Within the packaging industry treatments have to be homogenous and consistent in every way imaginable. Plasma facilitates a method of surface treatment so advanced that it does not matter whether the process is to print on a glass bottle, a plastic grocery bag, or the side of an airplane. Plasma technology has enabled us to create an optimum surface anywhere.

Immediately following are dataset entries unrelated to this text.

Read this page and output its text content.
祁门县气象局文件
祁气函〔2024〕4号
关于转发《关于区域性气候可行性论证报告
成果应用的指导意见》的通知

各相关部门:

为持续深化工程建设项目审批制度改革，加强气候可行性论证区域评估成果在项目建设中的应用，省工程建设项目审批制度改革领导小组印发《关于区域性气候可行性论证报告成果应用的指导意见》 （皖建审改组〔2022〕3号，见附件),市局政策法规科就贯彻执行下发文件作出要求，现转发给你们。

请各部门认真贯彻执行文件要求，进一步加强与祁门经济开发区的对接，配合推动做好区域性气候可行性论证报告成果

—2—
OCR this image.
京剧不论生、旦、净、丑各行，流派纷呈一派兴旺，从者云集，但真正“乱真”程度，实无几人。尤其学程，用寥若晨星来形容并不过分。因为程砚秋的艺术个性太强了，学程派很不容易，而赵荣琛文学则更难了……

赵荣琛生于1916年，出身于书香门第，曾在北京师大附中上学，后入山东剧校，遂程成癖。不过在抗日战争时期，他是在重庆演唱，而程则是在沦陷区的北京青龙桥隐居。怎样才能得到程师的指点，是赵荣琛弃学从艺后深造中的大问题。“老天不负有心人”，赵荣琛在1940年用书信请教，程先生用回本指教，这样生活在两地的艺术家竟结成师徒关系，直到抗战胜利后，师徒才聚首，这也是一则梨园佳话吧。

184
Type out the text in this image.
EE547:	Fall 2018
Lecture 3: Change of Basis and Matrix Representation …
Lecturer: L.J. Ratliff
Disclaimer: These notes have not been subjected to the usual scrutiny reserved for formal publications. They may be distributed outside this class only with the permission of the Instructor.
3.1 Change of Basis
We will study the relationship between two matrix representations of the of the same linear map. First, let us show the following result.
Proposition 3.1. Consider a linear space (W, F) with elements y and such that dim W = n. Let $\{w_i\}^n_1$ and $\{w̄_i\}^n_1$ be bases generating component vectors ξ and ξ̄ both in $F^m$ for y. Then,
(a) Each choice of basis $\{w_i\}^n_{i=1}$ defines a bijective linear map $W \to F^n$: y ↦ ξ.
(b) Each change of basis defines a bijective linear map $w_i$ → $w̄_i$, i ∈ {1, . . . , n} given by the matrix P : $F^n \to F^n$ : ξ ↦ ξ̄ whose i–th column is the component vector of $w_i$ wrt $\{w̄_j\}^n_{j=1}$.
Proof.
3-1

Types of Plasma treatments:

1.      In-line atmospheric (air) plasma

2.      Flame plasma

3.      Chemical plasma systems.

Atmospheric plasma treatment

Atmospheric-pressure plasma treatment is very similar to corona treatment but there are a few differences between them. Both treatments may use one or more high voltage electrodes which charge the surrounding blown gas molecules and ionizes them. However in atmospheric plasma systems, the overall plasma density is much greater which enhances the rate and degree to which the ionized molecules are incorporated onto a materials' surface. An increased rate of ion bombardment occurs which may result in stronger material bonding traits depending on the gas molecules used in the process. Atmospheric plasma treatment technology also eliminates a possibility of treatment on a material's non-treated side; also known as backside treatment.

Flame plasma

Flame plasma treaters generate more heat than other treating processes, but materials treated through this method tend to have a longer shelf-life. These plasma systems are different from air plasma systems because flame plasma occurs when flammable gas and surrounding air are combusted into an intense blue flame. Objects’ surfaces are polarized from the flame plasma affecting the distribution of the surface’s electrons in an oxidation form. This treatment requires higher temperatures so many of the materials that are treated with a flame plasma can be damaged.

Chemical plasma

Chemical plasma is based on the combination of air plasma and flame plasma. Much like air plasma, chemical plasma fields are generated from electrically charged air. But, instead of air, chemical plasma relies on a mixture of other gases depositing various chemical groups onto the treated surface.